Os protestos contra o governo se transformaram basicamente num samba de uma nota só. A reivindicação é o impeachment da presidente da República.
Entretanto, hoje, esse é um desejo impossível de ser atendido. A presidente não pretende renunciar, como pediram alguns líderes das manifestações. O procurador-geral da República, Rodrigo Janot, que é quem pode abrir investigação contra Dilma, diz que não há evidências nem provas em relação à presidente. O presidente da Câmara, Eduardo Cunha (PMDB-RJ), afirma que impeachment beira ao golpismo. Portanto, estão fechados os caminhos jurídico e político do impeachment. A rigor, pedir impedimento sem prova é golpista.
Pesquisa Datafolha feita ontem na avenida Paulista, onde compareceram 100 mil pessoas, segundo o instituto, revela que 77% são a favor do impeachment da presidente. O manifestante diz que foi protestar contra a corrupção, mas as palavras de ordem são “Fora Dilma”e “Fora PT”. São menos frequentes ou inexistentes as menções aos casos de corrupção de outros partidos.
A oposição flertou com os manifestantes, mas não foi ao baile para tirá-los para dançar. Basta ler ou ouvir as entrevistas dos líderes dos manifestantes para ver que se trata de um movimento de direita que assusta até um partido que tem caminhado para a centro-direita, como o PSDB.
Em junho e julho de 2013, havia uma agenda mais ampla nos protestos. A pauta era tarifa pública do transporte coletivo, resistência à Copa das Confederações e à Copa do Mundo, combate à corrupção, melhorias na saúde e na educação, entre outros motivos.
O governo deu algumas respostas: aumentou os recursos para o transporte público, lançou o “Mais Médicos” e fez um discurso de defesa das Copas. O Congresso não aprovou um projeto que limitava o poder de investigação do Ministério Público e acabou com o voto secreto para cassar mandatos.
Hoje, os manifestantes têm uma agenda estreita, que se resume a tirar Dilma e o PT do poder. Numa democracia, isso só acontece com renúncia da presidente, impeachment com prova ou nas urnas, a cada quatro anos. Fora disso, é golpe. E boa parte de quem expressou sua insatisfação em 15 de março não pretende trilhar esse caminho.
A avaliação que melhor traduz o que aconteceu ontem foi feita pelo vice-presidente da República, Michel Temer. Ele disse que o menor número de pessoas nas ruas “abre espaço para o governo trabalhar”. No entanto, isso não significa que o governo deva desconsiderar a importância dos protestos de ontem.
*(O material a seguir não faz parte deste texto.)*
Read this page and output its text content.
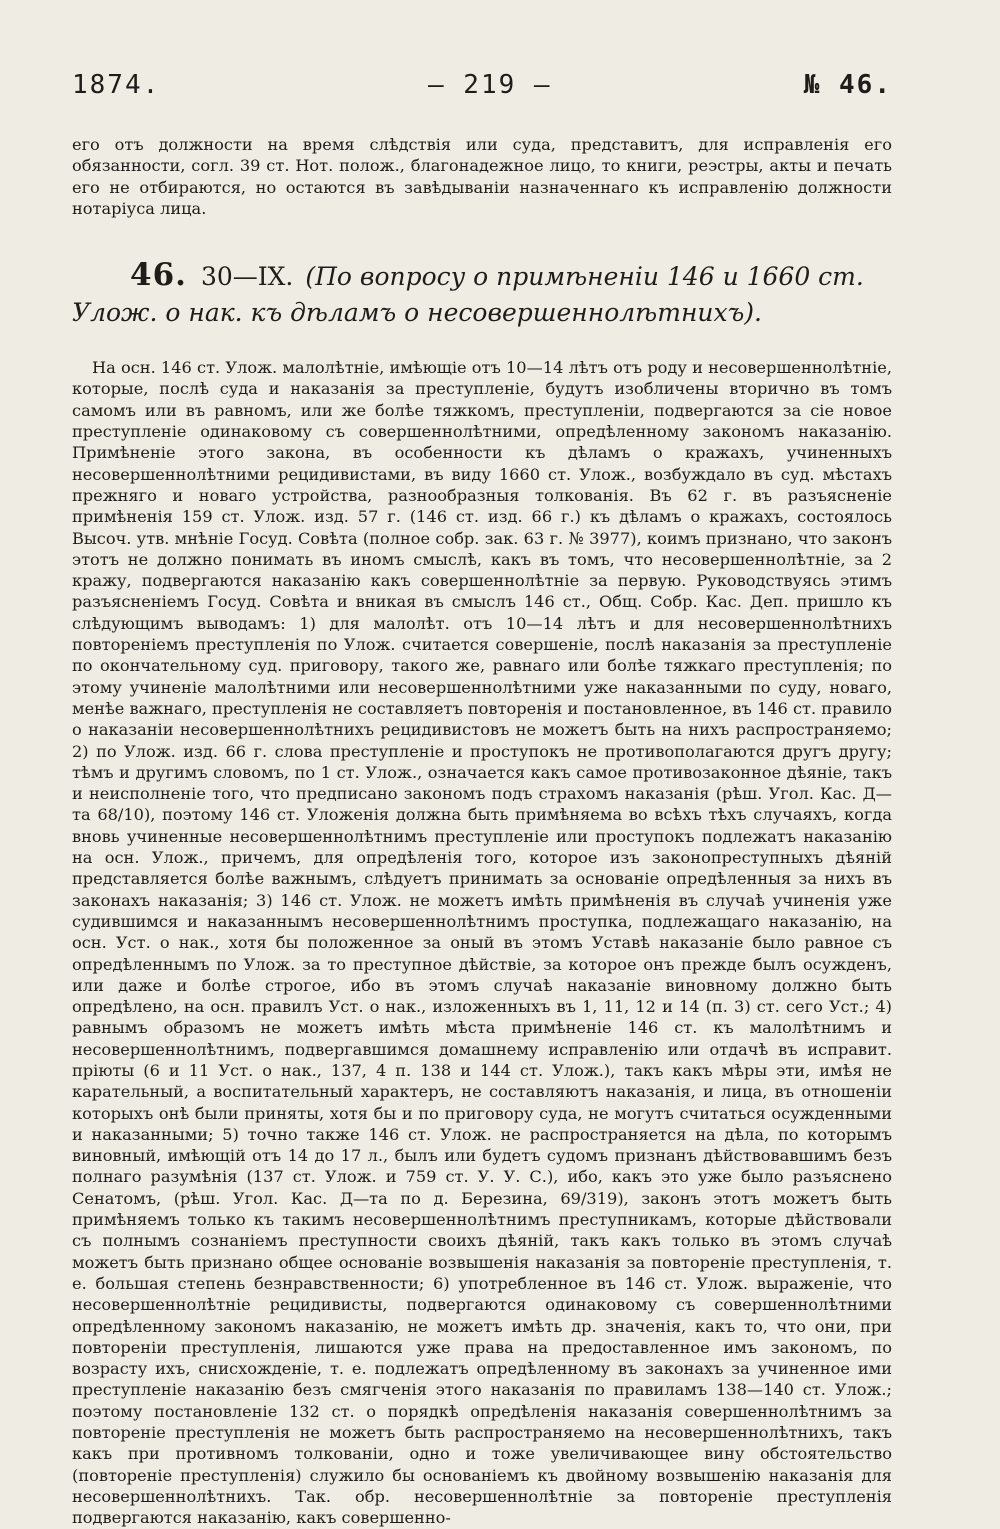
1874.	— 219 —	№ 46.

его отъ должности на время слѣдствія или суда, представитъ, для исправленія его обязанности, согл. 39 ст. Нот. полож., благонадежное лицо, то книги, реэстры, акты и печать его не отбираются, но остаются въ завѣдываніи назначеннаго къ исправленію должности нотаріуса лица.

46. 30—IX. (По вопросу о примѣненіи 146 и 1660 ст. Улож. о нак. къ дѣламъ о несовершеннолѣтнихъ).

На осн. 146 ст. Улож. малолѣтніе, имѣющіе отъ 10—14 лѣтъ отъ роду и несовершеннолѣтніе, которые, послѣ суда и наказанія за преступленіе, будутъ изобличены вторично въ томъ самомъ или въ равномъ, или же болѣе тяжкомъ, преступленіи, подвергаются за сіе новое преступленіе одинаковому съ совершеннолѣтними, опредѣленному закономъ наказанію. Примѣненіе этого закона, въ особенности къ дѣламъ о кражахъ, учиненныхъ несовершеннолѣтними рецидивистами, въ виду 1660 ст. Улож., возбуждало въ суд. мѣстахъ прежняго и новаго устройства, разнообразныя толкованія. Въ 62 г. въ разъясненіе примѣненія 159 ст. Улож. изд. 57 г. (146 ст. изд. 66 г.) къ дѣламъ о кражахъ, состоялось Высоч. утв. мнѣніе Госуд. Совѣта (полное собр. зак. 63 г. № 3977), коимъ признано, что законъ этотъ не должно понимать въ иномъ смыслѣ, какъ въ томъ, что несовершеннолѣтніе, за 2 кражу, подвергаются наказанію какъ совершеннолѣтніе за первую. Руководствуясь этимъ разъясненіемъ Госуд. Совѣта и вникая въ смыслъ 146 ст., Общ. Собр. Кас. Деп. пришло къ слѣдующимъ выводамъ: 1) для малолѣт. отъ 10—14 лѣтъ и для несовершеннолѣтнихъ повтореніемъ преступленія по Улож. считается совершеніе, послѣ наказанія за преступленіе по окончательному суд. приговору, такого же, равнаго или болѣе тяжкаго преступленія; по этому учиненіе малолѣтними или несовершеннолѣтними уже наказанными по суду, новаго, менѣе важнаго, преступленія не составляетъ повторенія и постановленное, въ 146 ст. правило о наказаніи несовершеннолѣтнихъ рецидивистовъ не можетъ быть на нихъ распространяемо; 2) по Улож. изд. 66 г. слова преступленіе и проступокъ не противополагаются другъ другу; тѣмъ и другимъ словомъ, по 1 ст. Улож., означается какъ самое противозаконное дѣяніе, такъ и неисполненіе того, что предписано закономъ подъ страхомъ наказанія (рѣш. Угол. Кас. Д—та 68/10), поэтому 146 ст. Уложенія должна быть примѣняема во всѣхъ тѣхъ случаяхъ, когда вновь учиненные несовершеннолѣтнимъ преступленіе или проступокъ подлежатъ наказанію на осн. Улож., причемъ, для опредѣленія того, которое изъ законопреступныхъ дѣяній представляется болѣе важнымъ, слѣдуетъ принимать за основаніе опредѣленныя за нихъ въ законахъ наказанія; 3) 146 ст. Улож. не можетъ имѣть примѣненія въ случаѣ учиненія уже судившимся и наказаннымъ несовершеннолѣтнимъ проступка, подлежащаго наказанію, на осн. Уст. о нак., хотя бы положенное за оный въ этомъ Уставѣ наказаніе было равное съ опредѣленнымъ по Улож. за то преступное дѣйствіе, за которое онъ прежде былъ осужденъ, или даже и болѣе строгое, ибо въ этомъ случаѣ наказаніе виновному должно быть опредѣлено, на осн. правилъ Уст. о нак., изложенныхъ въ 1, 11, 12 и 14 (п. 3) ст. сего Уст.; 4) равнымъ образомъ не можетъ имѣть мѣста примѣненіе 146 ст. къ малолѣтнимъ и несовершеннолѣтнимъ, подвергавшимся домашнему исправленію или отдачѣ въ исправит. пріюты (6 и 11 Уст. о нак., 137, 4 п. 138 и 144 ст. Улож.), такъ какъ мѣры эти, имѣя не карательный, а воспитательный характеръ, не составляютъ наказанія, и лица, въ отношеніи которыхъ онѣ были приняты, хотя бы и по приговору суда, не могутъ считаться осужденными и наказанными; 5) точно также 146 ст. Улож. не распространяется на дѣла, по которымъ виновный, имѣющій отъ 14 до 17 л., былъ или будетъ судомъ признанъ дѣйствовавшимъ безъ полнаго разумѣнія (137 ст. Улож. и 759 ст. У. У. С.), ибо, какъ это уже было разъяснено Сенатомъ, (рѣш. Угол. Кас. Д—та по д. Березина, 69/319), законъ этотъ можетъ быть примѣняемъ только къ такимъ несовершеннолѣтнимъ преступникамъ, которые дѣйствовали съ полнымъ сознаніемъ преступности своихъ дѣяній, такъ какъ только въ этомъ случаѣ можетъ быть признано общее основаніе возвышенія наказанія за повтореніе преступленія, т. е. большая степень безнравственности; 6) употребленное въ 146 ст. Улож. выраженіе, что несовершеннолѣтніе рецидивисты, подвергаются одинаковому съ совершеннолѣтними опредѣленному закономъ наказанію, не можетъ имѣть др. значенія, какъ то, что они, при повтореніи преступленія, лишаются уже права на предоставленное имъ закономъ, по возрасту ихъ, снисхожденіе, т. е. подлежатъ опредѣленному въ законахъ за учиненное ими преступленіе наказанію безъ смягченія этого наказанія по правиламъ 138—140 ст. Улож.; поэтому постановленіе 132 ст. о порядкѣ опредѣленія наказанія совершеннолѣтнимъ за повтореніе преступленія не можетъ быть распространяемо на несовершеннолѣтнихъ, такъ какъ при противномъ толкованіи, одно и тоже увеличивающее вину обстоятельство (повтореніе преступленія) служило бы основаніемъ къ двойному возвышенію наказанія для несовершеннолѣтнихъ. Так. обр. несовершеннолѣтніе за повтореніе преступленія подвергаются наказанію, какъ совершенно-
Para Temer, o governo deve prestar atenção ao alerta, dialogar e ouvir mais. É uma avaliação realista. Em 15 de março, levando em conta os cálculos da Polícia Militar, que são menos confiáveis do que os do Datafolha, os protestos reuniram 1,7 milhão em 24 capitais e no Distrito Federal. Ontem, nos mesmos locais, teriam sido 543 mil manifestantes.
Um protesto mais fraco ajuda politicamente o governo. Se houvesse ontem o mesmo número de 15 de março ou mais gente, estaríamos falando hoje do agravamento da crise. Com protestos mais fracos, abre-se um espaço de alívio político para o governo.
Isso deve ter reflexos na negociação com o Congresso, criando um clima mais favorável à aprovação do ajuste fiscal. Já é alguma coisa para um governo enfraquecido.
É prudente que a presidente Dilma Rousseff evite cometer mais erros, porque, na economia, ainda está por vir uma série de notícias ruins. Até o ajuste produzir um efeito positivo, que leve o país a crescer novamente, haverá uma travessia do deserto com aumento de desemprego e queda da renda.
Portanto, o clima de insatisfação com o governo deverá continuar alto pelos próximos meses por causa da economia.